Qu’il s’agisse de rançongiciel ou d’intrusion et vol de données dans une application métier accessible en ligne, la multiplication des incidents de sécurité apparaît avoir conduit à une forme de banalisation. Mais sans qu’elle s’accompagne des mesures appliquées à d’autres risques bien acceptés de longue date.

Avez-vous remarqué que le nombre de cyberattaques avec rançongiciel est singulièrement reparti à la hausse au cours du premier trimestre 2025, suivant une tendance engagée à l’automne dernier, et rappelant l’explosion de la menace en 2023 ?

Probablement pas. Certes, le cas de Harvest a attiré pas mal d’attention. Mais au-delà… Peut-être parce qu’il n’y a pas eu d’hôpital paralysé à déplorer au cours des trois premiers mois de l’année, ou que l’accalmie observée en 2024 pour la France a conduit à une certaine torpeur. À moins que ce ne soit dû à la multiplication des vols et brèches de données, l’an passé, qui a considérablement banalisé les menaces cyber dans leur globalité.

Non sans grincer des dents, lors d’un panorama de la menace pour l’Observatoire de la Cybersécurité de l’Océan Indien (OCOI), j’ironisais ainsi : « un Français dont les données personnelles n’ont pas été compromises au moins 6 fois en 2024 est un Français qui a raté sa transition numérique ». 

Allan Liska est spécialiste du renseignement sur les menaces chez Recorded Future. Il s’est récemment interrogé sur le sujet : « la plupart du temps, tout le monde s’en moque et j’essaie de comprendre pourquoi. J’ai déjà parlé de la lassitude à l’égard des ransomwares dans les conseils d’administration, mais c’est différent. Même les journalistes qui écrivent habituellement sur les ransomwares ne parlent plus des incidents aussi souvent qu’avant. Plusieurs journalistes m’ont même dit que Cl0p s’est plaint que personne ne couvre son exploit Cleo et les fuites de données qui ont suivi ». 

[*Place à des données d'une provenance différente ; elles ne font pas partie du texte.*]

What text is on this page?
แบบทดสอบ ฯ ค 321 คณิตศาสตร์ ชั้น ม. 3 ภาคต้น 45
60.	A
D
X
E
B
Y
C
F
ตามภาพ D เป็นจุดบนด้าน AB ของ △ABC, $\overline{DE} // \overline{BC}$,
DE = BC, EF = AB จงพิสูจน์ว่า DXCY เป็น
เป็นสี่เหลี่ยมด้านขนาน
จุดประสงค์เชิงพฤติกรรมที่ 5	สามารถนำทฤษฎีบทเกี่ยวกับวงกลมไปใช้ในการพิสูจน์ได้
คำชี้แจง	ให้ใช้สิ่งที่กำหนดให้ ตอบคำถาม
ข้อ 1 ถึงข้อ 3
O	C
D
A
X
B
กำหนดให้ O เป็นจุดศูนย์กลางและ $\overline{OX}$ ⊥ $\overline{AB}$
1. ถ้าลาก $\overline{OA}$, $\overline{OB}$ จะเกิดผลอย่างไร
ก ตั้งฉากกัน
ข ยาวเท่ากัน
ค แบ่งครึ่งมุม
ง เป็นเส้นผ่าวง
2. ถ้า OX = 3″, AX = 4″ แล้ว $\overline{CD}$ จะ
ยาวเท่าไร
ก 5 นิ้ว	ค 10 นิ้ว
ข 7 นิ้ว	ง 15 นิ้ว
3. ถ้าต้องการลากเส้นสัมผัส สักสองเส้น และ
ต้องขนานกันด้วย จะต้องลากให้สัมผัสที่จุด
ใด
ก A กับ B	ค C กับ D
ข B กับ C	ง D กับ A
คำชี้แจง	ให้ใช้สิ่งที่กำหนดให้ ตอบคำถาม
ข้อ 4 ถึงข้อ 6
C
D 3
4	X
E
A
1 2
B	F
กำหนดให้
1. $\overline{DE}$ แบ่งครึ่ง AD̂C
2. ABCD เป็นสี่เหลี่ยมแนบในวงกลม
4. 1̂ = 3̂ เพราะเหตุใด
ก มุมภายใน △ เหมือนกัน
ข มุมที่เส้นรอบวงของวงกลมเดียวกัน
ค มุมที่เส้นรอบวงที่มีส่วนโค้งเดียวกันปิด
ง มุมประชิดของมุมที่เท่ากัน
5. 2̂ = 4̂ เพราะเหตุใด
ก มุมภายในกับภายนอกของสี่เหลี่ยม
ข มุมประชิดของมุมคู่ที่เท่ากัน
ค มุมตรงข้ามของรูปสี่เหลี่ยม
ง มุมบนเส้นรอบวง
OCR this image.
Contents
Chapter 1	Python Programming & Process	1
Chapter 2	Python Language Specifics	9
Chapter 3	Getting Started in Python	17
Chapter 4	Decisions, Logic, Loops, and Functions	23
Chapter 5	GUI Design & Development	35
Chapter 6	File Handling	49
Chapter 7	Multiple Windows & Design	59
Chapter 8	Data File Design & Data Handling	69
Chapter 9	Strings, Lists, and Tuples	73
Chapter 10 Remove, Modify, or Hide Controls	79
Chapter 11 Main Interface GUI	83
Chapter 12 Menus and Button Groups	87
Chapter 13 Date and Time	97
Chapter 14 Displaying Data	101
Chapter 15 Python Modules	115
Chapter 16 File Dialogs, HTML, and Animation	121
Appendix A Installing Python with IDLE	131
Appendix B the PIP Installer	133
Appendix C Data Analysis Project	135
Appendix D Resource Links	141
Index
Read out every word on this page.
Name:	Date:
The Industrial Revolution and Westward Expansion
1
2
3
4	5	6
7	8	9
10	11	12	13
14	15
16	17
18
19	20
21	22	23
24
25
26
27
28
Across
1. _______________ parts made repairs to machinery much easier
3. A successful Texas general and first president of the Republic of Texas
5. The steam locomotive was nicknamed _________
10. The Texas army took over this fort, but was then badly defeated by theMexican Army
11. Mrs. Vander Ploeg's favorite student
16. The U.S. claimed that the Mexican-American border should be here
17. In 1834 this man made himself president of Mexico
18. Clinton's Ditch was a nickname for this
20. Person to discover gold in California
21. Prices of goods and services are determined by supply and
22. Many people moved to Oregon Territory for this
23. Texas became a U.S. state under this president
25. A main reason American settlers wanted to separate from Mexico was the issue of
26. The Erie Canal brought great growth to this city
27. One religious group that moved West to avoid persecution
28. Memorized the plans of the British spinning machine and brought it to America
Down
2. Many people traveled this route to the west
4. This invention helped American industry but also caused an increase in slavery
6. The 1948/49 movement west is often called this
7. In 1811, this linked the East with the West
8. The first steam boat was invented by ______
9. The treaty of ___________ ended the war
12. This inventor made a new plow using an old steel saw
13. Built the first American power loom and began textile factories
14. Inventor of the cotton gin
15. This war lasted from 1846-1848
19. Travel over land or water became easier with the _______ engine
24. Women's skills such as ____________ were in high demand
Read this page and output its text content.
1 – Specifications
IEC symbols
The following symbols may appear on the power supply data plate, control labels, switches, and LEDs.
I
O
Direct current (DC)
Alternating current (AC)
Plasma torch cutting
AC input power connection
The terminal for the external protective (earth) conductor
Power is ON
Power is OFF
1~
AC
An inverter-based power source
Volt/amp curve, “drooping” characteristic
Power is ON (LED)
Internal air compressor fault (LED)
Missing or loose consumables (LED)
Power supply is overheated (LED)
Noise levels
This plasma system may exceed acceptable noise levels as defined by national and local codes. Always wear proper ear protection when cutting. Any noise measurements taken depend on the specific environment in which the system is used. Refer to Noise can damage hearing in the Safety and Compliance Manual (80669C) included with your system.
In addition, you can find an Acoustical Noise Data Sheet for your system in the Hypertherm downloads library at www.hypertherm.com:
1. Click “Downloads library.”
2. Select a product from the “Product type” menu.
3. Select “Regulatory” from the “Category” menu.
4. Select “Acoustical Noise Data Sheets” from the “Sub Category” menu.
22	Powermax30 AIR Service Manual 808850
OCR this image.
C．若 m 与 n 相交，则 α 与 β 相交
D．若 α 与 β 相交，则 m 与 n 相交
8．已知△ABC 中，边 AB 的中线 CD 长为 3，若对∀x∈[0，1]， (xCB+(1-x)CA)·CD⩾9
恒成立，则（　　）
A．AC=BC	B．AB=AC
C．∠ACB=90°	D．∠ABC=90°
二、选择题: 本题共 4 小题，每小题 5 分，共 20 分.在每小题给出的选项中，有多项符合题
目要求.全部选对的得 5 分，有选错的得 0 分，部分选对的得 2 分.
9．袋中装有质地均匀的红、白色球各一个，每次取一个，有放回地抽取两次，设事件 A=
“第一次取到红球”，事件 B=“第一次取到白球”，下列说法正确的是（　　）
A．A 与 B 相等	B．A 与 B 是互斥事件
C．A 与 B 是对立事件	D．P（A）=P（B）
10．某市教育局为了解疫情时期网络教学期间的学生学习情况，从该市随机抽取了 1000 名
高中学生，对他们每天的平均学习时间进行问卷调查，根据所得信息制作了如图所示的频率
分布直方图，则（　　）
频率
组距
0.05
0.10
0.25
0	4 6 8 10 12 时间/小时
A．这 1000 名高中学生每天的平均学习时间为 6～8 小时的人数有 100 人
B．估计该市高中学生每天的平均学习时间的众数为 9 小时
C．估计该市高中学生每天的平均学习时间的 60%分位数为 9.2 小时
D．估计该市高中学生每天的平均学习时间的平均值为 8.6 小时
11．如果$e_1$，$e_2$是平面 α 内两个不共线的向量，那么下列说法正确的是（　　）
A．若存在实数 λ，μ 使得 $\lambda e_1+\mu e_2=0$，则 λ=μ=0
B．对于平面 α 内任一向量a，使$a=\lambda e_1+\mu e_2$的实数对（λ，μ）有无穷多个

À vrai dire, nous-mêmes avons choisi de ne pas compter les revendications relatives à cette campagne comme autant de cyberattaques, mais seulement comme une unique campagne. Il n’est pas difficile d’imaginer que Cl0p n’apprécie guère que son décompte mensuel de victimes soit ainsi réduit à 1 au lieu de quelques centaines. Mais nous ne sommes pas au service de son marketing.

Pour Allan Liska, le phénomène est au moins en partie imputable au temps de cerveau disponible de chacun – en termes plus élaborés, on parle de l’économie de l’attention. Et justement : « il se passe beaucoup de choses en ce moment, et beaucoup de mauvaises choses ». Un contexte dans lequel il est difficile d’attirer l’attention sur les ransomwares.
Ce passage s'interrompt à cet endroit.